The Outcomes – 2011 Gwangju UEA Summit

Mayors and city officials from 80 cities met in Gwangju’s Kim Dae Jung Convention Center last month. Amongst lavish lunches and trash bins full of small empty single-use plastic water bottles, they came together to pledge to steer their cities onto greener, more resource efficient, and lower-carbon trajectories.

Today over half the population of the world lives in cities that contribute 75 percent of CO2 emissions and 60-80 percent of the world’s total energy consumption. Cities are hubs of innovation and social change. How appropriate, therefore, that the greener cities conference, or UEA (Urban Environmental Accords), was established to improve the efficiency of cities. The bi-annual summit considers energy efficiency, waste management, transport, water management, and habitat protection.

A lavish affair, the Gwangju Metropolitan City spared no expense to show delegates and representatives a good time. On Wednesday they experienced Korean culture at Mugaksa Temple, enjoyed Korean cuisine, and sampled local delicacies. The closing ceremony on Friday saw a modern dance performance and a private opera show, French wine, and a five-course meal. Interestingly vegetarian faire was only offered upon request and was not the default meal choice even though an expert from Belgium spoke at one session, advocating the benefits to individuals and to cities of eating a vegan/vegetarian diet.

The three day summit brought together city mayors, leaders of environmental organizations, and representatives from NGOs, including the United Nations Environmental Protection Agency, UN Habitat, and the Earth Policy Institute. Together they began the process of developing a metric to measure and report urban sustainability, named the Urban Environmental Evaluation Index.  The index will be used to measure the sustainability of participating cities. To be completed by 2013, the index will be used to award a ‘Lowest Carbon City’ prize which will be accompanied by a cash reward.
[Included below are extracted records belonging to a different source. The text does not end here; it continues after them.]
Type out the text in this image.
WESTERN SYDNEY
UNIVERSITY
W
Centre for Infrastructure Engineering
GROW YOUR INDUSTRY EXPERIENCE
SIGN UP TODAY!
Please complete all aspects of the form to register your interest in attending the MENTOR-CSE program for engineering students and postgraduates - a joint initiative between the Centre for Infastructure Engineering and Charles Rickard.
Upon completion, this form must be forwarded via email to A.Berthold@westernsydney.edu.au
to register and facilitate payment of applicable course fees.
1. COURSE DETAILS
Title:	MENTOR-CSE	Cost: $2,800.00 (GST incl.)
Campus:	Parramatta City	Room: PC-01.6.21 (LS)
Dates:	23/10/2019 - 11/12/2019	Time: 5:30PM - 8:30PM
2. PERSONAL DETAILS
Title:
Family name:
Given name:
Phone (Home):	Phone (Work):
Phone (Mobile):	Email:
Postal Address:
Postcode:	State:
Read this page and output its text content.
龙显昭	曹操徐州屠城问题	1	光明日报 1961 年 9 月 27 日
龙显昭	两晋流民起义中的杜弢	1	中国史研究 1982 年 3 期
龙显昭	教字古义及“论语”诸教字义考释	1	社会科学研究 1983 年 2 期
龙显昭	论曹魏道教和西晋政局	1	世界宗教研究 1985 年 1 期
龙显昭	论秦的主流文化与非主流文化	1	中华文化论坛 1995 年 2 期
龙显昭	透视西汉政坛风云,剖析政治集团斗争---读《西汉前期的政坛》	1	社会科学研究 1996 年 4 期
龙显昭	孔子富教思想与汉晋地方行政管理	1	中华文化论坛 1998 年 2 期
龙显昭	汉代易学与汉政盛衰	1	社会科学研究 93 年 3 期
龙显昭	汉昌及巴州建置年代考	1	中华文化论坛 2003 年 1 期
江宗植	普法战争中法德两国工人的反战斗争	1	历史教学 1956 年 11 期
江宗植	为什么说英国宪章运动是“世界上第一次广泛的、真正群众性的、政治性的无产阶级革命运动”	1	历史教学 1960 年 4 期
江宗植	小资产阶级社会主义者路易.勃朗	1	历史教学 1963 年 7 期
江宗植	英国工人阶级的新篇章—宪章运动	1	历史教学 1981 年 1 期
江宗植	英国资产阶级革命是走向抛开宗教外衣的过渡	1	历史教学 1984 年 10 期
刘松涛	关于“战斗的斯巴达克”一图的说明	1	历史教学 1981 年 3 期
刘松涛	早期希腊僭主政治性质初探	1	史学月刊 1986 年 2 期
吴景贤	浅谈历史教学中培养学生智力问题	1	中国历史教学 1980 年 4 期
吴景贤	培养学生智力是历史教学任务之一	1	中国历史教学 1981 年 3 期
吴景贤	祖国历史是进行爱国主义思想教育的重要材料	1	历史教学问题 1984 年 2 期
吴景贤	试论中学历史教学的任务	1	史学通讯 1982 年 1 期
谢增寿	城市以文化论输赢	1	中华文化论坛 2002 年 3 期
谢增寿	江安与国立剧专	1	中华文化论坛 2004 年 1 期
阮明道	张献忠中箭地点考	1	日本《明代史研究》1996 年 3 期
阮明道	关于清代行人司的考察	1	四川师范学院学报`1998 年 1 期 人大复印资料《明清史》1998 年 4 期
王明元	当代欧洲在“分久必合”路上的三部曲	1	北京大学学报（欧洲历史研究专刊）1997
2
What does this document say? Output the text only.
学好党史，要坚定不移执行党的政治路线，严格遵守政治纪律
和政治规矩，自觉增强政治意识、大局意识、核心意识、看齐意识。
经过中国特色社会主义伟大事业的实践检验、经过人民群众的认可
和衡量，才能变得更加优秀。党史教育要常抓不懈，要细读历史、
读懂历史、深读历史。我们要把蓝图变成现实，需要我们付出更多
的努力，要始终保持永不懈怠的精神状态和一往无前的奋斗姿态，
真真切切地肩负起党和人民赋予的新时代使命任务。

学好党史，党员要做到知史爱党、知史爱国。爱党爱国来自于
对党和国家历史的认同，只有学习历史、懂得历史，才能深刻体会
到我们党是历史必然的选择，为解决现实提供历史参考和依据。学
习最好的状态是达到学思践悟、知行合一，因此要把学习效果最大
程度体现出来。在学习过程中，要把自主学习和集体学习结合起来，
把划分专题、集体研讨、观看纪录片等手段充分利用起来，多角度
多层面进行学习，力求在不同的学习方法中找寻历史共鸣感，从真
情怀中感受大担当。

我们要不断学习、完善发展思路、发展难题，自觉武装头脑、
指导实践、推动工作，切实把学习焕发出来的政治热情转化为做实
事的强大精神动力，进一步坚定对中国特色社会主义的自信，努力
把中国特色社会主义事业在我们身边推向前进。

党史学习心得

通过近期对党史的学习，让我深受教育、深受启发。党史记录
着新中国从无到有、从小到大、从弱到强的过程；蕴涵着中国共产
This should act as an incentive for cities within developed and developing countries to reduce environmental degradation and to put into place policies, regulations and innovative market mechanisms to protect their environments.  The ideas and enthusiasm are positive, yet the practicality of measuring such technical components is very difficult. How do you calculate a city’s food waste or the loss of carbon when uprooting a tree?

Another goal of the summit was for leaders to commit to creating Clean Development Mechanisms [CDMs] under the guidance of the UN climate convention. The reduced carbon emissions of one city may be sold to another if it exceeds its carbon allotment, similar to the European carbon trading scheme [EU-ETS]. And like the EU-ETS there are many kinks remaining to be worked out. For example, under the CDM a developed country which has exceeded its carbon targets can establish a carbon reduction scheme in a developing country. But again the measurements are dubious as are the benefits to the environment. Recently a scandal ensued in Indonesia where an ancient forest was destroyed so a palm oil forest could be planted for carbon credits.

There are also security problems in the financial trading scheme. Last year millions of dollars worth of carbon credits were stolen from the EU-ETS registry. Legal battles as to who will bear the financial loss are ongoing.

The Urban Clean Development Mechanism and Evaluation Index is set to be improved and elaborated on by the UNEP and other concerned parties before the next UEA summit in 2013. Although in its infancy there are reasons to be excited that leaders are showing an interest in protecting the urban environment, but how effective and how quickly these changes can be implemented is yet to be seen.